Behinderung bedeutet Individualität
In der Werkstatt wird dann, wenn ein neues Produkt in die Fertigung kommt, genau überlegt, wie dieses von den Beschäftigten mit ihren VOraussetzung und individuellen Fähigkeiten umgesetzt werden kann. Arbeitsplätze werden individuell eingerichtet und dann eingeübt. Es gibt kein Schema, mit dem sich Behinderung kategorisieren ließe. Das ist eine wesentliche Botschaft der UN-Konvention: Individualität und Verschiedenheit anerkennen ist die Voraussetzung für Inklusion. Und im Übrigen auch deren große Chance für die gesamte Gesellschaft!

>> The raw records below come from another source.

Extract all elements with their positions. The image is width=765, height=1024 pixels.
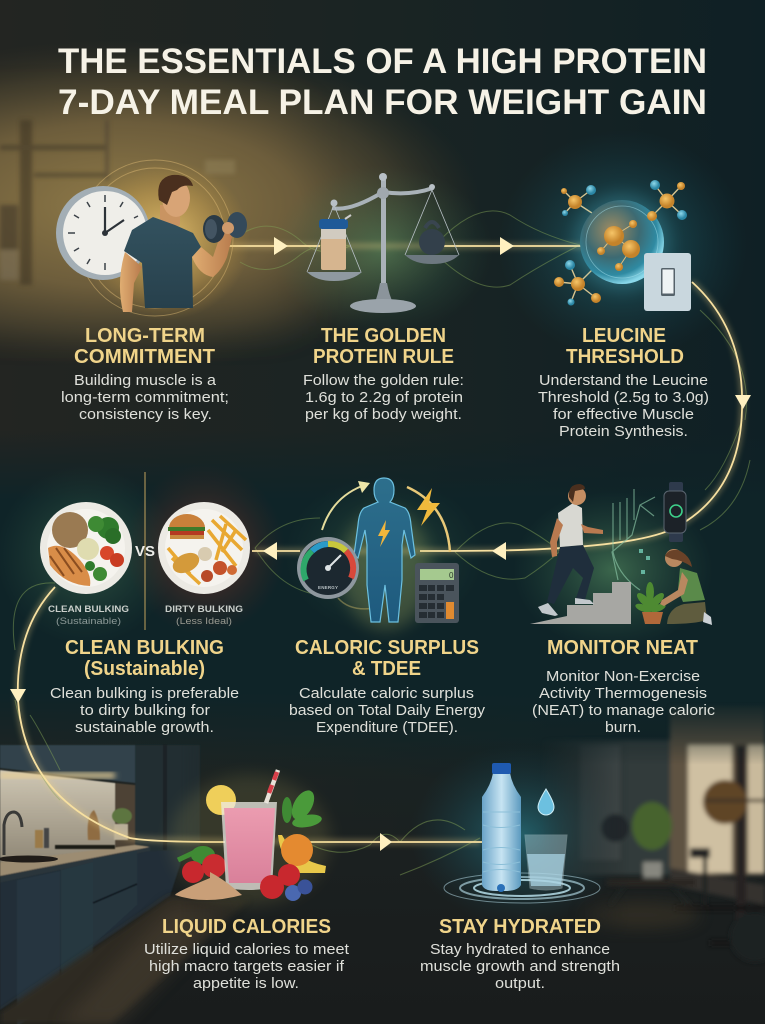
body text: Protein Synthesis. xyxy=(559,423,688,440)
plate caption: clean: (Sustainable) xyxy=(56,616,121,626)
body text: Utilize liquid calories to meet xyxy=(144,941,350,958)
plate caption: dirty: (Less Ideal) xyxy=(176,616,232,626)
body text: Understand the Leucine xyxy=(539,372,708,389)
icon: faucet xyxy=(4,812,22,855)
illustration: runner, stairs, watch, gardener xyxy=(530,482,712,625)
body text xyxy=(144,941,350,992)
body text: based on Total Daily Energy xyxy=(289,702,486,719)
arrow 1 xyxy=(274,237,288,255)
arrow 6 xyxy=(10,689,26,703)
heading: CALORIC SURPLUS xyxy=(295,636,479,659)
panel: caloric surplus and tdee xyxy=(289,478,486,736)
plate caption: dirty: DIRTY BULKING xyxy=(165,604,243,614)
illustration: smoothie and fruit xyxy=(170,770,330,905)
arrow 7 xyxy=(380,833,392,851)
panel: long-term commitment xyxy=(56,160,250,423)
heading: (Sustainable) xyxy=(84,657,205,680)
panel: stay hydrated xyxy=(420,763,620,992)
body text: muscle growth and strength xyxy=(420,958,620,975)
title xyxy=(58,42,707,122)
heading: COMMITMENT xyxy=(74,345,215,368)
body text: long-term commitment; xyxy=(61,389,229,406)
panel: liquid calories xyxy=(144,770,350,992)
body text: to dirty bulking for xyxy=(80,702,210,719)
title: 7-DAY MEAL PLAN FOR WEIGHT GAIN xyxy=(58,83,707,122)
heading: THRESHOLD xyxy=(566,345,684,368)
body text: appetite is low. xyxy=(193,975,299,992)
heading: STAY HYDRATED xyxy=(439,915,601,938)
body text: Monitor Non-Exercise xyxy=(546,668,700,685)
body text: consistency is key. xyxy=(79,406,212,423)
heading: MONITOR NEAT xyxy=(547,636,698,659)
heading: LONG-TERM xyxy=(85,324,205,347)
body text: Clean bulking is preferable xyxy=(50,685,239,702)
body text: Calculate caloric surplus xyxy=(299,685,474,702)
icon: balance scale xyxy=(307,173,459,313)
body text xyxy=(538,372,709,440)
body text xyxy=(61,372,229,423)
flow path xyxy=(10,211,751,875)
illustration: body, gauge, calculator: ENERGY xyxy=(318,585,338,590)
illustration: body, gauge, calculator: 0 xyxy=(449,571,454,580)
body text: (NEAT) to manage caloric xyxy=(532,702,716,719)
body text xyxy=(289,685,486,736)
kitchen backdrop xyxy=(0,745,250,1024)
body text xyxy=(532,668,716,736)
illustration: body, gauge, calculator xyxy=(297,478,459,630)
heading: PROTEIN RULE xyxy=(313,345,454,368)
plate caption: clean xyxy=(48,604,129,626)
body text: Stay hydrated to enhance xyxy=(430,941,610,958)
panel: leucine threshold xyxy=(538,180,709,440)
body text: high macro targets easier if xyxy=(149,958,345,975)
panel: clean bulking xyxy=(40,472,250,736)
gym backdrop xyxy=(566,708,765,946)
arrow 5 xyxy=(263,542,277,560)
body text: Threshold (2.5g to 3.0g) xyxy=(538,389,709,406)
heading: CLEAN BULKING xyxy=(65,636,224,659)
illustration: water bottle, glass, ripples xyxy=(444,763,600,903)
heading xyxy=(566,324,684,368)
body text: for effective Muscle xyxy=(553,406,694,423)
title: THE ESSENTIALS OF A HIGH PROTEIN xyxy=(58,42,707,81)
plate caption: dirty xyxy=(165,604,243,626)
icon: clean plate xyxy=(40,502,132,594)
arrow 4 xyxy=(492,542,506,560)
heading xyxy=(65,636,224,680)
body text xyxy=(50,685,239,736)
body text: Building muscle is a xyxy=(74,372,217,389)
body text xyxy=(420,941,620,992)
vs label: VS xyxy=(135,543,155,560)
icon: dirty plate xyxy=(158,502,250,594)
heading: LEUCINE xyxy=(582,324,666,347)
body text: output. xyxy=(495,975,545,992)
icon: molecules, cell and switch xyxy=(554,180,691,311)
body text: sustainable growth. xyxy=(75,719,214,736)
panel: golden protein rule xyxy=(303,173,464,423)
heading: THE GOLDEN xyxy=(321,324,446,347)
heading xyxy=(295,636,479,680)
body text xyxy=(303,372,464,423)
illustration: clock and man with dumbbell xyxy=(56,160,250,320)
body text: burn. xyxy=(605,719,641,736)
panel: monitor neat xyxy=(530,482,716,736)
body text: per kg of body weight. xyxy=(305,406,462,423)
body text: 1.6g to 2.2g of protein xyxy=(305,389,463,406)
plate caption: clean: CLEAN BULKING xyxy=(48,604,129,614)
arrow 3 xyxy=(735,395,751,409)
body text: Follow the golden rule: xyxy=(303,372,464,389)
heading: & TDEE xyxy=(352,657,421,680)
arrow 2 xyxy=(500,237,514,255)
heading: LIQUID CALORIES xyxy=(162,915,331,938)
heading xyxy=(313,324,454,368)
heading xyxy=(74,324,215,368)
body text: Activity Thermogenesis xyxy=(539,685,707,702)
body text: Expenditure (TDEE). xyxy=(316,719,458,736)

Werkstätten produzieren für den Wohlstand unserer Gesellschaft
Es ist richtig, dass in den Werkstätten auch sog. einfache Tätigkeiten ausgeübt werden. Aber es ist auch richtig, dass hier Fertigung, Konfektionierung, Versand und Vorproduktion für Industriegüter erfolgt. Für die Identifikation der Beschäftigten mit dem Produkt ist die Hochwertigkeit und Verkaufsfähigkeit des Produktes von großer Bedeutung. Aber es ist auch so, dass Werkstätten damit auch dem Konjunkturzyklus unterliegen. Wenn sich die Auftragslage für die Unternehmen verschlechtert, verschlechtert sie sich auch für die Werkstätten und damit auch für die Gehaltsperspektiven der Beschäftigten. Werkstätten sind mittlerweile Teil der gewerblichen Wertschöpfungsketten.

Wertschätzung für die Arbeit der Werkstätten
Es ist nachvollziehbar, dass viele Menschen mit Behinderung eine Beschäftigungsperspektive auf dem ersten Arbeitsmarkt wünschen. Die Bedingungen dafür müssen zweifellos politisch verbessert werden. Das Übergangsmanagement ist übrigens auch eine Aufgabe, die die Martin-Luhter-King-Werkstatt schon seit vielen Jahren erfüllt. So habe ich auch im Übrigen den Eindruck gewonnen, dass wir in der Euphorie der Inklusionsdebatte das etwas in den Hintergrund geraten lassen, was die Träger teilweise seit Jahrzehnten geleistet haben und leisten. Deshalb ist die Wertschätzung auch für die Mitarbeiter der Werkstätten wichtig. Ihr Know-How und ihre Erfahrung wird auch zukünftig gebraucht, egal wie die Inklusionsdebatte weiter geht. Ich hoffe, dass ich diese Wertschätzung auch bei meinem Besuch in der Martin-Luther-King-Werkstatt zum Ausdruck bringen konnte.

Der nächste Praxistag findet im November statt und hat ein ganz anderes Thema. Dann werde ich eine Nachtschicht lang die Polizei in Unna begleiten.